ONE OF the Government's senior maths advisers has claimed that the national numeracy strategy is underpinned by "predominantly Victorian" values.
Professor Margaret Brown of King's College, London, a leading member of the Government's numeracy task force, said that the strategy is seriously out of step with Tony Blair's general philosophy.
"It seems that although the strategy is an amalgamation of the values of many people (indeed I have written parts of the framework and the task force reports myself), its core values lie nearest to the Secretary of State who fits neatly into the 'industrial trainer' category," Professor Brown told the British Educational Research Association conference in Brighton last weekend.
"Thus the driving values are predominantly Victorian, emphasising mathematics as a set of skills to be mastered by the whole class by hard work and continual practice under the control of an authoritarian teacher...
"This would seem to have its roots in ignorance of the subject and of how mathematical ideas are currently used in commerce and industry, combined with espousal of a protestant work ethic which believes that learning is more drill than joy."
Professor Brown said that when she examined the numeracy strategy she discerned the "shadowy presence" of the chief inspector, Chris Woodhead. The initiatives that had resulted in the national literacy and numeracy projects had been mainly driven by him.
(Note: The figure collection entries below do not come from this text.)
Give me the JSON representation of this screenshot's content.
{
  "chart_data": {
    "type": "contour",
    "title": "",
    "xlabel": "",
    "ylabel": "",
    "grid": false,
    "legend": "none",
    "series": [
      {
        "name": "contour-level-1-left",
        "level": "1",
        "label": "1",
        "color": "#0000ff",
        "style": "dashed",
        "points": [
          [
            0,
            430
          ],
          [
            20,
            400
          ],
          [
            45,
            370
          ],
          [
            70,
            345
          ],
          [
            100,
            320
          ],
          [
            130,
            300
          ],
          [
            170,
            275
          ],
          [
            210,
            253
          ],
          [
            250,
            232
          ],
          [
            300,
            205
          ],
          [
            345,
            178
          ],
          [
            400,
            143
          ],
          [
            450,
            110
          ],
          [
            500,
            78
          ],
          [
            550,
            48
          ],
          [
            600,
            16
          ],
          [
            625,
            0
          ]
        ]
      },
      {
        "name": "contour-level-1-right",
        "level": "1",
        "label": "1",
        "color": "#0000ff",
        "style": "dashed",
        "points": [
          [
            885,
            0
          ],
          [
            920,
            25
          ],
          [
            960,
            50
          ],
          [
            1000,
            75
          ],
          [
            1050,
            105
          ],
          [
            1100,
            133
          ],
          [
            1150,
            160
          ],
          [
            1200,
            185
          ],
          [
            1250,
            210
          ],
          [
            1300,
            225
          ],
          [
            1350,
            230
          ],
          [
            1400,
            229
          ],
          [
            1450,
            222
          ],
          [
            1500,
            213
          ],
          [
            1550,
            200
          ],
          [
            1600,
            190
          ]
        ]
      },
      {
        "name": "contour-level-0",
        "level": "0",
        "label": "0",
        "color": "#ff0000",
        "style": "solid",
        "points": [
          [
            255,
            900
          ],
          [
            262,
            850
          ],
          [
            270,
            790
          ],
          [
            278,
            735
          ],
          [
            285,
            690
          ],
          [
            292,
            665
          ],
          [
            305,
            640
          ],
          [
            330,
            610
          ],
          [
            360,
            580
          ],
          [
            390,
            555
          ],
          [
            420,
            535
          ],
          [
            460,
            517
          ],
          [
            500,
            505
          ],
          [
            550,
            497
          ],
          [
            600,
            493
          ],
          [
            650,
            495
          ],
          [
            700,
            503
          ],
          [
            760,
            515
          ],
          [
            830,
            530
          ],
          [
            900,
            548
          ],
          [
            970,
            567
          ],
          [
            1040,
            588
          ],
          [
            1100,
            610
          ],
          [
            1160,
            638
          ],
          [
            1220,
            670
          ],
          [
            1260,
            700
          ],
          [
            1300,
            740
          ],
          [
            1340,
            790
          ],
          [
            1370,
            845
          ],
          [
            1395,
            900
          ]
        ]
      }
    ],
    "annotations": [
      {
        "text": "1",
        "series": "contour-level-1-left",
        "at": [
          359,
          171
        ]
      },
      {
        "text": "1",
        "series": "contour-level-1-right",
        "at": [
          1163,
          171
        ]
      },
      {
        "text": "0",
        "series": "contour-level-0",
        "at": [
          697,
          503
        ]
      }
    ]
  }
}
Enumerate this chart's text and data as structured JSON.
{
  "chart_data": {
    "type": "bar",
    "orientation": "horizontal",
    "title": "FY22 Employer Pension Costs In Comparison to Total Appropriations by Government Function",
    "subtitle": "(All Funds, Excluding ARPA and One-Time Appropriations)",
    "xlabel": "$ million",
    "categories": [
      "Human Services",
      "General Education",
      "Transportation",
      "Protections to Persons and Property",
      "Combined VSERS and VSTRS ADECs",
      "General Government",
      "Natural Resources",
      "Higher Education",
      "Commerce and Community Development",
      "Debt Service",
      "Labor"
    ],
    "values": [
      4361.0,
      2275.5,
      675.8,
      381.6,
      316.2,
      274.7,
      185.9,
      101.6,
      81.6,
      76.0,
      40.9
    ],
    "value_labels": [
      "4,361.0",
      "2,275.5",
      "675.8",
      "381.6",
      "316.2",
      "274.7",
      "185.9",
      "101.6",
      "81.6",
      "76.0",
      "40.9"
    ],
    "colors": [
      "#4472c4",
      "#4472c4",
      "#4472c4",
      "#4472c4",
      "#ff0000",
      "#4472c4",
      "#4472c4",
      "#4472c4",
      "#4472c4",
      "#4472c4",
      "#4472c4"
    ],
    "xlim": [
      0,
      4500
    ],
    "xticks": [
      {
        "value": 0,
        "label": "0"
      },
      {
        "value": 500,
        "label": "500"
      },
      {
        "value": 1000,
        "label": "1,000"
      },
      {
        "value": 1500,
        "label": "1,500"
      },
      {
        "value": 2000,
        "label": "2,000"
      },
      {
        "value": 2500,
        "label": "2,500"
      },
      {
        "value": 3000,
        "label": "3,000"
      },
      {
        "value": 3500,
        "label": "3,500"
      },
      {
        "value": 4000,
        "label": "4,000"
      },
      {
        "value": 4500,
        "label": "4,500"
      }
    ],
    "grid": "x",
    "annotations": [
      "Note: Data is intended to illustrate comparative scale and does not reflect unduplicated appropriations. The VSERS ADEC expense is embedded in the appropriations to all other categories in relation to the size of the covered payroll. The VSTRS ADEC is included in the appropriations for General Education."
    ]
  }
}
"It is clear that through the Office for Standards in Education representative and less directly through his influence on the Department for Education and Employment's standards unit, his narrow views on numeracy, not dissimilar to those of David Blunkett, held considerable sway over the detail of the framework and the strategy."
Professor Brown praised Anita Straker, director of both the numeracy project and strategy. "It is to her credit that the strategy has emerged as much less traditionalist on the ground than might have been the case if someone with less assertiveness had been appointed."
She was also pleased that teachers were imposing their own humanistic values on the numeracy strategy. If they did not, the consequences might be disastrous, she said.
"We might look forward to a generation of pupils who are reluctant to engage with mathematical thinking, cannot apply mathematics in contexts beyond the classroom, and discontinue study of the subject beyond what is strictly required.
"Pretty much in fact the situation that pertained 30 years ago and more."